Lastly, the wife argues that Supreme Court erred in granting the husband counsel fees. We disagree. Domestic Relations Law § 238 authorizes a court to make a discretionary award of counsel fees upon an enforcement or modification motion (see Weaver v Weaver, 198 AD3d at 1146; Seale v Seale, 154 AD3d 1190, 1196 [3d Dept 2017]). The wife's continued argument that the husband's failure to file a statement of net worth also precludes a counsel fee award is similarly meritless (see Jeffrey P. v Alyssa P., 202 AD3d 1409, 1413 [3d Dept 2022]). Moreover, this was not an interim award of counsel fees, it was a final award rendered after a six-day hearing and the submission of testimonial and documentary evidence, including the husband's income tax returns and his family's business' corporate income tax returns. Thus, Supreme Court had ample opportunity to consider the parties' respective finances in determining that the husband was the less monied spouse. In light of the husband's success in modifying his child support obligations, we cannot say that the award to the husband was an abuse of discretion (see Jeffrey P. v Alyssa P., 202 AD3d at 1413; Weaver v Weaver, 198 AD3d at 1146). To the extent not expressly addressed herein, the wife's remaining contentions have been reviewed and found to lack merit.

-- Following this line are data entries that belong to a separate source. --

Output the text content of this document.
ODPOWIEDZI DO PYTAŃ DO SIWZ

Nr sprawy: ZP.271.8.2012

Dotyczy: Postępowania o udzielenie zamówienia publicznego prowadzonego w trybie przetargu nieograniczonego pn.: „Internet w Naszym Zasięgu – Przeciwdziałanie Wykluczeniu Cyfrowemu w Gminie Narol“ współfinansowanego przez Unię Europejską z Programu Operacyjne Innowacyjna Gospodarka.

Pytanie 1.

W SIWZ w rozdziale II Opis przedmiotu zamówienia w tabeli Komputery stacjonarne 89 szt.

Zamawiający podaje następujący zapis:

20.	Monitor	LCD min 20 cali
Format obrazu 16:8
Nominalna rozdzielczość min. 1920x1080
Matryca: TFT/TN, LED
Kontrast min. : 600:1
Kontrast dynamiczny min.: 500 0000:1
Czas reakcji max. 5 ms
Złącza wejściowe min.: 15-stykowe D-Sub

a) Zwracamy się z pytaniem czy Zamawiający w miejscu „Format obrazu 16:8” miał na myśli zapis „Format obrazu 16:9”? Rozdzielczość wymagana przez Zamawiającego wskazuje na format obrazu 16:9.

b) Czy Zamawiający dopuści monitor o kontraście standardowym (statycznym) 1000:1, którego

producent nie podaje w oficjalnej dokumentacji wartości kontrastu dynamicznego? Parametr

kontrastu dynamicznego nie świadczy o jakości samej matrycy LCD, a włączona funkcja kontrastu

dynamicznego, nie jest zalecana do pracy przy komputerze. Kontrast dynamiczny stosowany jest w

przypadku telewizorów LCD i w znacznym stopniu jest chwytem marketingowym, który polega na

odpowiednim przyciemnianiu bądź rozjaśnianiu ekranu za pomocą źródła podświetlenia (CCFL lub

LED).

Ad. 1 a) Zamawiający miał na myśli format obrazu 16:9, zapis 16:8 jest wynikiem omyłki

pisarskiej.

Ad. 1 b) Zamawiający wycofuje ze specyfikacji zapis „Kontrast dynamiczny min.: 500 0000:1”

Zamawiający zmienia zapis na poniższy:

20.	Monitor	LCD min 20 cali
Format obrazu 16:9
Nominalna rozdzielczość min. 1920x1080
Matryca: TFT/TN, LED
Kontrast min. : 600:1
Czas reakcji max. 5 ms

Aarons, J.P., Pritzker, Fisher and Mackey, JJ., concur.
ORDERED that the order granting defendant's cross-motion to modify his child support obligation is modified, on the law and the facts, without costs, by directing defendant to pay medical bills related to the children's DNA testing and diagnosis; matter remitted to the Supreme Court to determine how any overpayments are to be recouped; and, as so modified, affirmed.
ORDERED that the order awarding defendant counsel fees is affirmed, without costs.
Footnotes
- Footnote 1: The bankruptcy stipulation further limited the adversary proceeding claims and counterclaims to be litigated in Bankruptcy Court to three issues — the amount of special maintenance due to the wife, the amount owed to the wife for legal fees and any issues pertaining to life insurance policies.
- Footnote 2: While the husband was called as a witness, he had apparent and significant difficulties speaking and answering questions and his testimony was limited.